Figure 6 Keywords found in FP sequences. Swiss-Prot keywords with frequencies higher than one from groups of FP sequences: (A) Homeobox domain signature (6 FP sequences assigned to cell membrane and mitochondrion), where Transmembrane helix, Transmembrane and (more ...)
Motif sequences can occasionally be present in different cell compartments from where their associated function would indicate. In some cases this might suggest a common evolutionary origin. The “Endoplasmic reticulum targeting sequence” motif (PROSITE:PS00014) is a short C-terminal sequence (frequently with the four amino acids sequence: KDEL in vertebrates, or the consensus [HAD]DEL in yeasts) often found within proteins that accumulate in the lumen of the ER. We found this motif strongly linked to the ER, as expected, although some TP sequences also localize to other compartments. However, we also found FP sequences linked to the vacuole, where three proteins have this motif at their C-terminus (Figure C). We could hypothesize that the motif might still be involved in vesicle transport even though the proteins have not been reported as accumulating in the ER or they may play a modified but related function in the vacuole. Therefore, the C-terminal motifs in the FP sequences are likely to share a common evolutionary origin with the motif in TP sequences.

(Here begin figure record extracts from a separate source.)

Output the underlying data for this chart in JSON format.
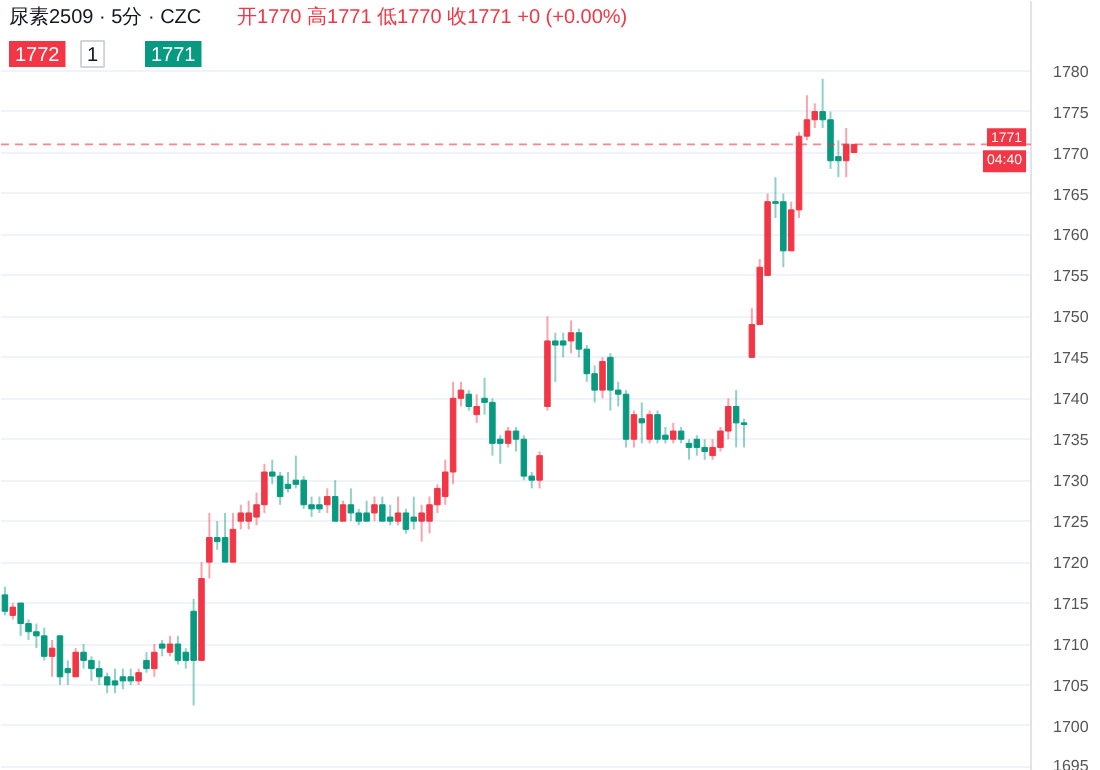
{
  "chart_data": {
    "type": "candlestick",
    "title": "尿素2509 · 5分 · CZC",
    "subtitle": "开1770 高1771 低1770 收1771 +0 (+0.00%)",
    "annotations": [
      "1772",
      "1",
      "1771",
      "04:40"
    ],
    "categories": [
      null,
      null,
      null,
      null,
      null,
      null,
      null,
      null,
      null,
      null,
      null,
      null,
      null,
      null,
      null,
      null,
      null,
      null,
      null,
      null,
      null,
      null,
      null,
      null,
      null,
      null,
      null,
      null,
      null,
      null,
      null,
      null,
      null,
      null,
      null,
      null,
      null,
      null,
      null,
      null,
      null,
      null,
      null,
      null,
      null,
      null,
      null,
      null,
      null,
      null,
      null,
      null,
      null,
      null,
      null,
      null,
      null,
      null,
      null,
      null,
      null,
      null,
      null,
      null,
      null,
      null,
      null,
      null,
      null,
      null,
      null,
      null,
      null,
      null,
      null,
      null,
      null,
      null,
      null,
      null,
      null,
      null,
      null,
      null,
      null,
      null,
      null,
      null,
      null,
      null,
      null,
      null,
      null,
      null,
      null,
      null,
      null,
      null,
      null,
      null,
      null,
      null,
      null,
      null,
      null,
      null,
      null,
      null,
      null,
      null,
      null,
      null,
      null,
      null,
      null,
      null,
      null,
      null,
      null,
      null,
      null,
      null,
      null,
      null,
      null,
      null,
      null,
      null,
      null,
      null,
      null
    ],
    "ohlc": [
      [
        1716,
        1717,
        1713.5,
        1714
      ],
      [
        1713.5,
        1715,
        1713,
        1714.5
      ],
      [
        1715,
        1715,
        1711,
        1712.5
      ],
      [
        1712.5,
        1713,
        1710.5,
        1711.5
      ],
      [
        1711.5,
        1712.5,
        1709.5,
        1711
      ],
      [
        1711,
        1712,
        1708,
        1708.5
      ],
      [
        1708.5,
        1710.5,
        1706,
        1709.5
      ],
      [
        1711,
        1711,
        1705,
        1706
      ],
      [
        1707,
        1708,
        1705,
        1706.5
      ],
      [
        1706,
        1709.5,
        1706,
        1709
      ],
      [
        1709,
        1710,
        1707,
        1708
      ],
      [
        1708,
        1708.5,
        1705.5,
        1707
      ],
      [
        1707,
        1708,
        1705,
        1706
      ],
      [
        1706,
        1706.5,
        1704,
        1705
      ],
      [
        1705.5,
        1707,
        1704,
        1705
      ],
      [
        1706,
        1707,
        1704.5,
        1705.5
      ],
      [
        1706,
        1707,
        1705,
        1705.5
      ],
      [
        1705.5,
        1707,
        1705,
        1706.5
      ],
      [
        1708,
        1709,
        1706.5,
        1707
      ],
      [
        1707,
        1710,
        1706,
        1709
      ],
      [
        1710,
        1710.5,
        1708.5,
        1709.5
      ],
      [
        1709,
        1711,
        1708.5,
        1710
      ],
      [
        1710,
        1711,
        1707.5,
        1708
      ],
      [
        1709,
        1709.5,
        1707,
        1708
      ],
      [
        1714,
        1715.5,
        1702.5,
        1708
      ],
      [
        1708,
        1720,
        1708,
        1718
      ],
      [
        1720,
        1726,
        1718,
        1723
      ],
      [
        1723,
        1725,
        1721.5,
        1722.5
      ],
      [
        1723,
        1726,
        1720,
        1720
      ],
      [
        1720,
        1726,
        1720,
        1724
      ],
      [
        1725,
        1727,
        1724,
        1726
      ],
      [
        1725,
        1727.5,
        1724,
        1726
      ],
      [
        1725.5,
        1728.5,
        1724.5,
        1727
      ],
      [
        1727,
        1732,
        1726,
        1731
      ],
      [
        1731,
        1732.5,
        1729.5,
        1730.5
      ],
      [
        1730.5,
        1731,
        1727,
        1728
      ],
      [
        1729.5,
        1731,
        1728.5,
        1729
      ],
      [
        1730,
        1733,
        1729,
        1729.5
      ],
      [
        1730,
        1730.5,
        1726.5,
        1727
      ],
      [
        1727,
        1728,
        1725.5,
        1726.5
      ],
      [
        1727,
        1728,
        1726,
        1726.5
      ],
      [
        1727,
        1729,
        1726,
        1728
      ],
      [
        1728,
        1730,
        1725,
        1725
      ],
      [
        1725,
        1727.5,
        1725,
        1727
      ],
      [
        1727,
        1729,
        1725,
        1726
      ],
      [
        1726,
        1726.5,
        1724.5,
        1725
      ],
      [
        1726,
        1727.5,
        1725,
        1725
      ],
      [
        1726,
        1728,
        1725,
        1727
      ],
      [
        1727,
        1728,
        1725,
        1725
      ],
      [
        1725.5,
        1727,
        1724.5,
        1725
      ],
      [
        1725,
        1728,
        1724.5,
        1726
      ],
      [
        1726,
        1726.5,
        1723.5,
        1724
      ],
      [
        1725.5,
        1728,
        1724,
        1725
      ],
      [
        1725,
        1727,
        1722.5,
        1726
      ],
      [
        1725,
        1728,
        1723.5,
        1727
      ],
      [
        1727,
        1729.5,
        1726,
        1729
      ],
      [
        1728,
        1732.5,
        1727,
        1731
      ],
      [
        1731,
        1742,
        1729.5,
        1740
      ],
      [
        1740,
        1742,
        1739,
        1741
      ],
      [
        1740.5,
        1741,
        1738.5,
        1739
      ],
      [
        1738,
        1740.5,
        1737,
        1739
      ],
      [
        1740,
        1742.5,
        1738,
        1739.5
      ],
      [
        1739.5,
        1740,
        1733,
        1734.5
      ],
      [
        1735,
        1735.5,
        1732,
        1734.5
      ],
      [
        1734.5,
        1736.5,
        1734,
        1736
      ],
      [
        1736,
        1736.5,
        1733.5,
        1735
      ],
      [
        1735,
        1735.5,
        1730,
        1730.5
      ],
      [
        1730.5,
        1731,
        1729,
        1730
      ],
      [
        1730,
        1733.5,
        1729,
        1733
      ],
      [
        1739,
        1750,
        1738.5,
        1747
      ],
      [
        1747,
        1748,
        1742,
        1746.5
      ],
      [
        1747,
        1748,
        1745,
        1746.5
      ],
      [
        1747,
        1749.5,
        1745.5,
        1748
      ],
      [
        1748,
        1748.5,
        1745,
        1746
      ],
      [
        1746,
        1746.5,
        1742,
        1743
      ],
      [
        1743,
        1744,
        1739.5,
        1741
      ],
      [
        1741,
        1745,
        1740,
        1744.5
      ],
      [
        1745,
        1745.5,
        1738.5,
        1741
      ],
      [
        1741,
        1742,
        1739,
        1740.5
      ],
      [
        1740.5,
        1741,
        1734,
        1735
      ],
      [
        1735,
        1738.5,
        1734,
        1738
      ],
      [
        1737.5,
        1739.5,
        1734.5,
        1737
      ],
      [
        1735,
        1738.5,
        1734.5,
        1738
      ],
      [
        1738,
        1738.5,
        1734.5,
        1735
      ],
      [
        1735.5,
        1736.5,
        1734.5,
        1735
      ],
      [
        1735,
        1737,
        1734.5,
        1736
      ],
      [
        1736,
        1736.5,
        1734.5,
        1735
      ],
      [
        1734.5,
        1735,
        1732.5,
        1734
      ],
      [
        1735,
        1735.5,
        1733,
        1734
      ],
      [
        1734,
        1735,
        1732.5,
        1733.5
      ],
      [
        1733,
        1735,
        1732.5,
        1734
      ],
      [
        1734,
        1736.5,
        1733.5,
        1736
      ],
      [
        1736,
        1740,
        1735,
        1739
      ],
      [
        1739,
        1741,
        1734,
        1737
      ],
      [
        1737,
        1737.5,
        1734,
        1736.8
      ],
      [
        1745,
        1751,
        1745,
        1749
      ],
      [
        1749,
        1757,
        1749,
        1756
      ],
      [
        1755,
        1765,
        1755,
        1764
      ],
      [
        1764,
        1767,
        1762,
        1763.8
      ],
      [
        1764,
        1765,
        1756,
        1758
      ],
      [
        1758,
        1764,
        1758,
        1763
      ],
      [
        1763,
        1772.5,
        1762,
        1772
      ],
      [
        1772,
        1777,
        1771.5,
        1774
      ],
      [
        1774,
        1776,
        1773,
        1775
      ],
      [
        1775,
        1779,
        1773,
        1774
      ],
      [
        1774,
        1775,
        1768,
        1769
      ],
      [
        1769.5,
        1771.5,
        1767,
        1769
      ],
      [
        1769,
        1773,
        1767,
        1771
      ],
      [
        1770,
        1771,
        1770,
        1771
      ],
      null,
      null,
      null,
      null,
      null,
      null,
      null,
      null,
      null,
      null,
      null,
      null,
      null,
      null,
      null,
      null,
      null,
      null,
      null,
      null,
      null,
      null
    ],
    "colors": [
      "#089981",
      "#f23645",
      "#089981",
      "#089981",
      "#089981",
      "#089981",
      "#f23645",
      "#089981",
      "#089981",
      "#f23645",
      "#089981",
      "#089981",
      "#089981",
      "#089981",
      "#089981",
      "#089981",
      "#089981",
      "#f23645",
      "#089981",
      "#f23645",
      "#089981",
      "#f23645",
      "#089981",
      "#089981",
      "#089981",
      "#f23645",
      "#f23645",
      "#089981",
      "#089981",
      "#f23645",
      "#f23645",
      "#f23645",
      "#f23645",
      "#f23645",
      "#089981",
      "#089981",
      "#089981",
      "#089981",
      "#089981",
      "#089981",
      "#089981",
      "#f23645",
      "#089981",
      "#f23645",
      "#089981",
      "#089981",
      "#089981",
      "#f23645",
      "#089981",
      "#089981",
      "#f23645",
      "#089981",
      "#089981",
      "#f23645",
      "#f23645",
      "#f23645",
      "#f23645",
      "#f23645",
      "#f23645",
      "#089981",
      "#f23645",
      "#089981",
      "#089981",
      "#089981",
      "#f23645",
      "#089981",
      "#089981",
      "#089981",
      "#f23645",
      "#f23645",
      "#089981",
      "#089981",
      "#f23645",
      "#089981",
      "#089981",
      "#089981",
      "#f23645",
      "#089981",
      "#089981",
      "#089981",
      "#f23645",
      "#089981",
      "#f23645",
      "#089981",
      "#089981",
      "#f23645",
      "#089981",
      "#089981",
      "#089981",
      "#089981",
      "#f23645",
      "#f23645",
      "#f23645",
      "#089981",
      "#089981",
      "#f23645",
      "#f23645",
      "#f23645",
      "#089981",
      "#089981",
      "#f23645",
      "#f23645",
      "#f23645",
      "#f23645",
      "#089981",
      "#089981",
      "#089981",
      "#f23645",
      "#f23645",
      null,
      null,
      null,
      null,
      null,
      null,
      null,
      null,
      null,
      null,
      null,
      null,
      null,
      null,
      null,
      null,
      null,
      null,
      null,
      null,
      null,
      null
    ],
    "ylim": [
      1694.5,
      1788.5
    ],
    "yticks": [
      1695,
      1700,
      1705,
      1710,
      1715,
      1720,
      1725,
      1730,
      1735,
      1740,
      1745,
      1750,
      1755,
      1760,
      1765,
      1770,
      1775,
      1780
    ],
    "tick_labels": "y",
    "grid": "y",
    "ref_lines": [
      {
        "axis": "y",
        "value": 1771,
        "label": "1771",
        "color": "#f23645",
        "line_style": "dashed"
      }
    ]
  }
}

Interestingly, another 43 FP proteins with the same ER targeting motif (consensus [SQHA][QDEN]EL) at their C-terminus are localized to the nucleus and mainly involved in nucleosome biology and DNA repair (Figure B). The role of KDEL-like motifs in vesicle transport and ER retrieval has only been reported for cytoplasmic proteins and there is no evidence to link the function of these proteins to the nucleus. Thus, in contrast to the vacuolar proteins, it is unlikely that the motifs present in the nuclear FP sequences are evolutionarily related to the TP sequences.
In conclusion, the methodology presented in this work provides a rapid way of identifying motif-containing sequences associated with different cellular compartments that gives valuable information regarding the probable function of a motif and its evolutionary origin.